McElwain joked that he hopes Franks starts the game next week at Kentucky the way he finished it Saturday night. Maybe he didn’t mean hurling 60-plus-yard bombs downfield, but simply playing with the confidence knowing that he can.
That’s the mindset he wants to see from the offense as a whole, for that matter.
“Just again, playing with some consistency. Playing with some energy and playing with, you know, get to the line (and) go,” McElwain said. “You know, when they do that, they go play pretty good. And yet, it’s almost like, I talk to them, sometimes in life, it’s not about being afraid to be wrong, but rather think what it is to be right. And we just wait to shoot ourselves. And [we’re] afraid to make a mistake instead of just cutting it loose and going. It doesn’t matter the play, just go play it fast and don’t be afraid to make a mistake.
“We’ll get there. But we’ve got a lot of work to do. But I will say this: I like this football team and I like these guys in that locker room. And, I’ll say again, what they’ve been through, it was great to see the joy on their face.”

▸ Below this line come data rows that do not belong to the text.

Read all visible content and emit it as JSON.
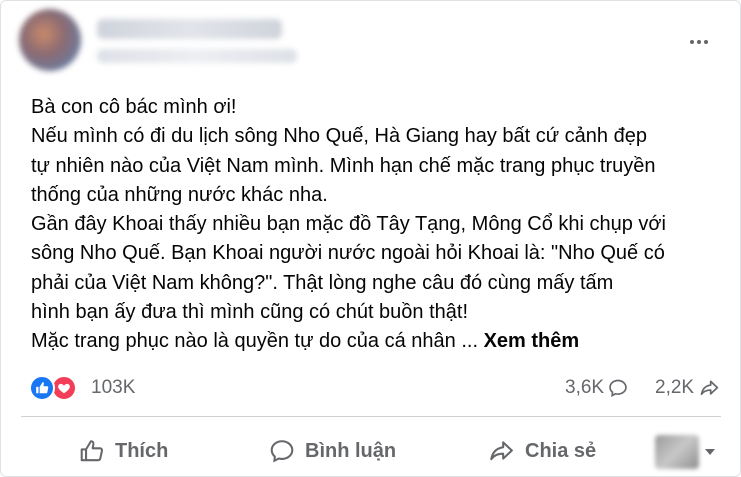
{
  "post": {
    "author_blurred": true,
    "more_icon": "more-horizontal-icon",
    "lines": [
      "Bà con cô bác mình ơi!",
      "Nếu mình có đi du lịch sông Nho Quế, Hà Giang hay bất cứ cảnh đẹp",
      "tự nhiên nào của Việt Nam mình. Mình hạn chế mặc trang phục truyền",
      "thống của những nước khác nha.",
      "Gần đây Khoai thấy nhiều bạn mặc đồ Tây Tạng, Mông Cổ khi chụp với",
      "sông Nho Quế. Bạn Khoai người nước ngoài hỏi Khoai là: \"Nho Quế có",
      "phải của Việt Nam không?\". Thật lòng nghe câu đó cùng mấy tấm",
      "hình bạn ấy đưa thì mình cũng có chút buồn thật!"
    ],
    "last_line": "Mặc trang phục nào là quyền tự do của cá nhân ... ",
    "see_more": "Xem thêm"
  },
  "stats": {
    "reactions": "103K",
    "comments": "3,6K",
    "shares": "2,2K"
  },
  "actions": {
    "like": "Thích",
    "comment": "Bình luận",
    "share": "Chia sẻ"
  },
  "colors": {
    "like_blue": "#1877f2",
    "love_red": "#f33e58",
    "secondary_text": "#65676b"
  }
}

McElwain may not have been letting the joy show through so much on his face because he knows what’s still ahead for this team, but he had to enjoy this one even if just for the night.
Moving forward, there are still major issues for this team, from the aforementioned remaining offensive hurdles to the suspensions of star players Jordan Scarlett, Antonio Callaway and more that have seemingly no end in sight.
Brad Nessler, the play-by-play announcer for the game, reportedly relayed on air a comment McElwain made to him about those suspensions and how they’ve “really hurt the locker room.”
McElwain said after the game his words were probably misconstrued.
“I wouldn’t say in the locker room. I think they probably took it out of context,” he said. “… I do think when you lose some guys you’re close to, that’s human nature. But I will say this: This was a pretty good remedy for that.”
Indeed. For the time being, at least.